Green options for your home

June 26, 2014

Private residences consume lots of energy. The Energy Information Administration says that Americans are increasing their electricity consumption at home, with some homes even using more energy than small businesses. The EIAsays that on average a home uses between 936 and 1,000 kilowatt-hours of electricity each month. There is also a heavy reliance on natural gas, one of the primary fuels used to heat homes. On average homes use 100 million BTU for heating and cooking needs per year.
Thousands of dollars are spent every year on home heating, cooling and electricity needs, but there are many different ways to conserve energy. This includes using alternative energy sources that may be better for the planet and more cost-effective for the average homeowner.
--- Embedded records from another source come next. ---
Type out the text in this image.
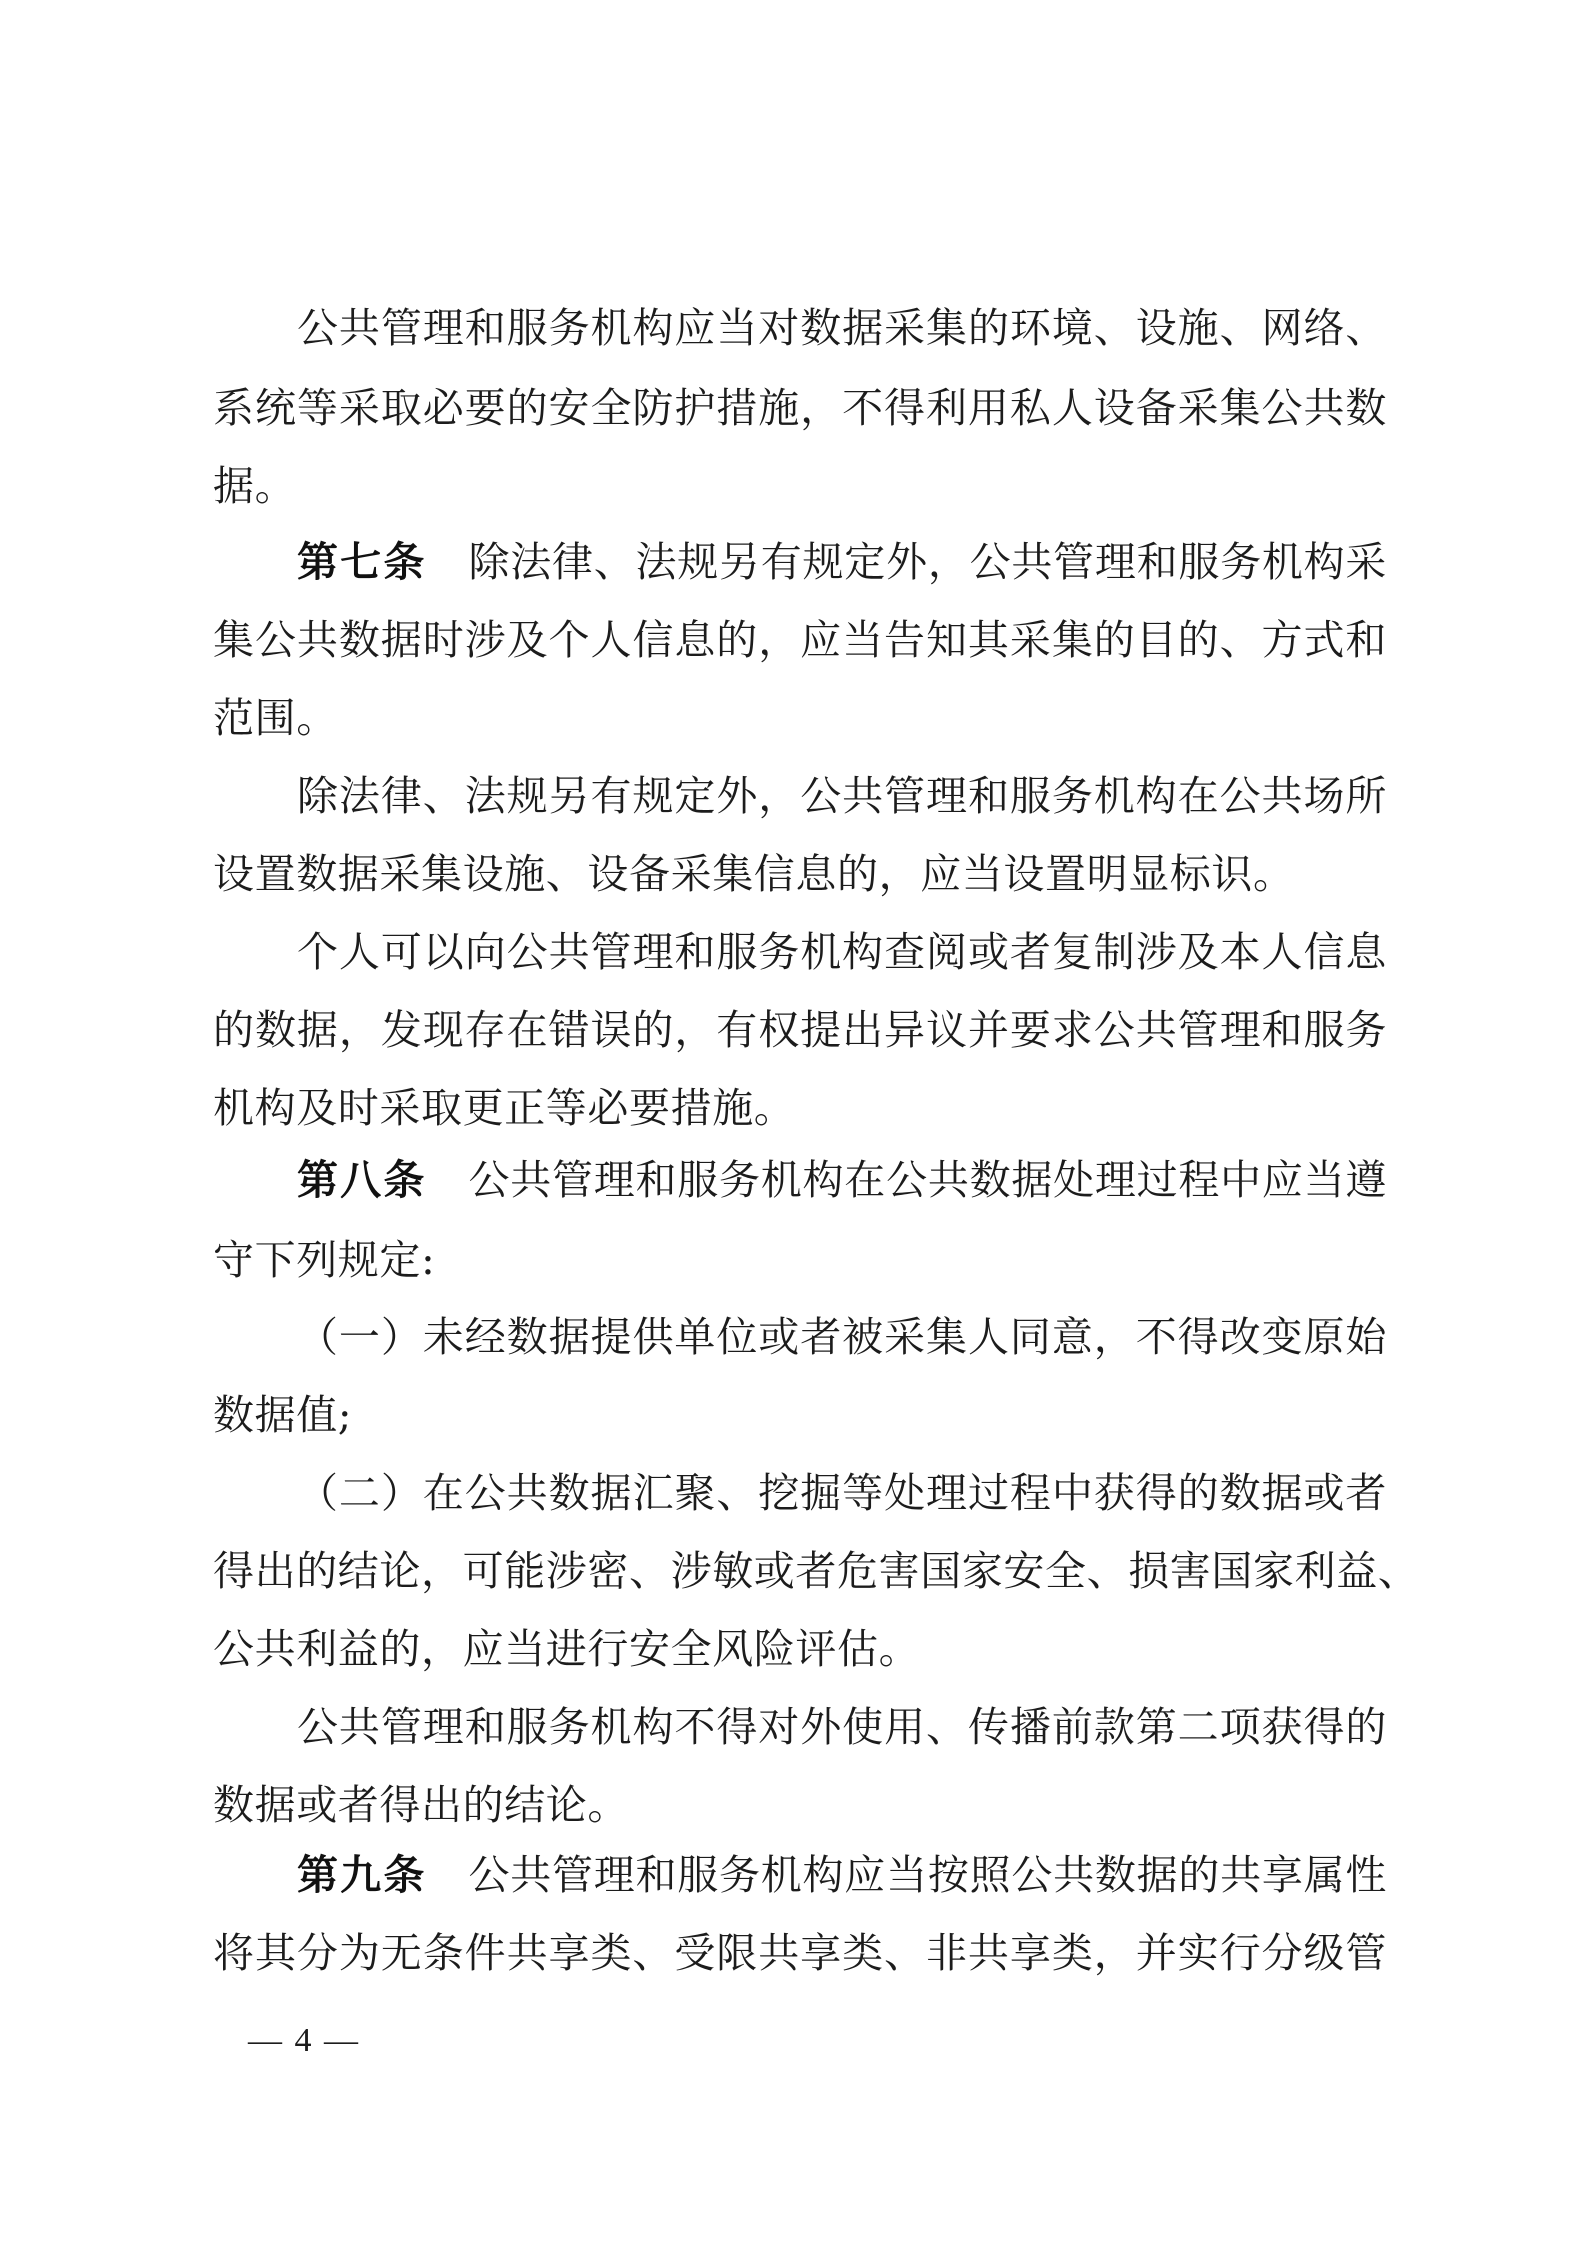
公共管理和服务机构应当对数据采集的环境、设施、网络、
系统等采取必要的安全防护措施，不得利用私人设备采集公共数
据。
第七条 除法律、法规另有规定外，公共管理和服务机构采
集公共数据时涉及个人信息的，应当告知其采集的目的、方式和
范围。
除法律、法规另有规定外，公共管理和服务机构在公共场所
设置数据采集设施、设备采集信息的，应当设置明显标识。
个人可以向公共管理和服务机构查阅或者复制涉及本人信息
的数据，发现存在错误的，有权提出异议并要求公共管理和服务
机构及时采取更正等必要措施。
第八条 公共管理和服务机构在公共数据处理过程中应当遵
守下列规定:
（一）未经数据提供单位或者被采集人同意，不得改变原始
数据值;
（二）在公共数据汇聚、挖掘等处理过程中获得的数据或者
得出的结论，可能涉密、涉敏或者危害国家安全、损害国家利益、
公共利益的，应当进行安全风险评估。
公共管理和服务机构不得对外使用、传播前款第二项获得的
数据或者得出的结论。
第九条 公共管理和服务机构应当按照公共数据的共享属性
将其分为无条件共享类、受限共享类、非共享类，并实行分级管
— 4 —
When considering green energy, many homeowners think of solar panels, which currently account for .01 percent of all electricity used in homes across the United States. However, solar power could provide as much as 10 percent of that electricity by 2025. California leads the nation with the most solar projects to date, but homeowners across the country are considering solar panel additions to their homes. While the initial cost of solar panel installation can be considerable, the panels generally pay for themselves in energy savings within a few years of installation. Also, some solar power companies now allow homeowners to rent the photovoltaic panels, which can cut down on the cost of installation.
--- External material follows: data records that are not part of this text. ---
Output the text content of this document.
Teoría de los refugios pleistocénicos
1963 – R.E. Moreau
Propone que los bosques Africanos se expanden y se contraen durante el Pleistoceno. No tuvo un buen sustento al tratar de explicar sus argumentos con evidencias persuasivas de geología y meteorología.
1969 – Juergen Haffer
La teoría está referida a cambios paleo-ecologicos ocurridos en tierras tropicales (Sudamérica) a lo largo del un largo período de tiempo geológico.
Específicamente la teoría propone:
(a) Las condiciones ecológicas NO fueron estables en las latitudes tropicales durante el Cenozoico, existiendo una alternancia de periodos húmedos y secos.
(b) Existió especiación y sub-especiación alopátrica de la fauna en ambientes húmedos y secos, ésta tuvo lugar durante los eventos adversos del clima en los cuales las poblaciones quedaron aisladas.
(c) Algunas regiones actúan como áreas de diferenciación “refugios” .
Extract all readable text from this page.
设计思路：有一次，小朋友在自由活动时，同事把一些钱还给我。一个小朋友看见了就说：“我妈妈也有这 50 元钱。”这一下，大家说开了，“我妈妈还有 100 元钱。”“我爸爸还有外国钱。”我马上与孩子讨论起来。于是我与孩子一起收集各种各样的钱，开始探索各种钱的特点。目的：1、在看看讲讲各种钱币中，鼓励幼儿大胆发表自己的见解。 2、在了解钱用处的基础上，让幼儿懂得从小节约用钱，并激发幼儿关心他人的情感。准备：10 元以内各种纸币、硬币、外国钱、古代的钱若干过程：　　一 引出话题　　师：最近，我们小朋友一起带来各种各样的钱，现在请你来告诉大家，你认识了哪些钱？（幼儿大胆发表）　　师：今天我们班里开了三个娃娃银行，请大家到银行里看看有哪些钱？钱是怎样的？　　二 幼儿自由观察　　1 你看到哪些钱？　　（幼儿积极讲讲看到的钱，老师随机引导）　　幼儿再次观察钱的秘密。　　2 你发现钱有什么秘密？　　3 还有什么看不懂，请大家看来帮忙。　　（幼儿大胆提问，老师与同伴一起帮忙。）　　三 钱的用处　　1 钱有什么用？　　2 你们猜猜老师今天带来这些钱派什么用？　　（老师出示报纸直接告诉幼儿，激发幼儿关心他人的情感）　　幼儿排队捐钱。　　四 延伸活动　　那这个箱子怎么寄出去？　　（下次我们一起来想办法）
Choosing green energy may not involve any effort on the part of the homeowner. In fact, there are many different companies that work in conjunction with traditional energy suppliers so that a portion of the energy supplied to homes comes via an alternative energy source. Companies like Viridian Energy (www.viridian.com) enable homeowners to switch a certain percentage of their energy usage to renewable energy. The company says that their collective impact has reduced total carbon emissions by 478,000,000 pounds, saving roughly 5 million trees and 24 million gallons of gasoline as a result. Homeowners who choose this option will still receive the same bill and must still open an account with their local utility companies. Delivery of the energy to that local utility changes, but consumers won't have anything to do with that process.
Homeowners interested in making any other changes for energy savings can sign up to have an energy audit. Conducted through a utility provider or a third-party organization, energy audits assess many things in the home. Appliances are examined, as are insulation and the types of windows and doors used in the home and an inspector will check the home for drafts. A report is generated, and homeowners are provided recommendations as to how they can improve their home's energy efficiency. Making such changes may make homeowners eligible for tax breaks or even rebate incentives while reducing the cost of their monthly utility bills.
Homeowners hoping to embrace green energy have many options at their disposal. It's just a matter of researching those options and taking the initiative to make changes.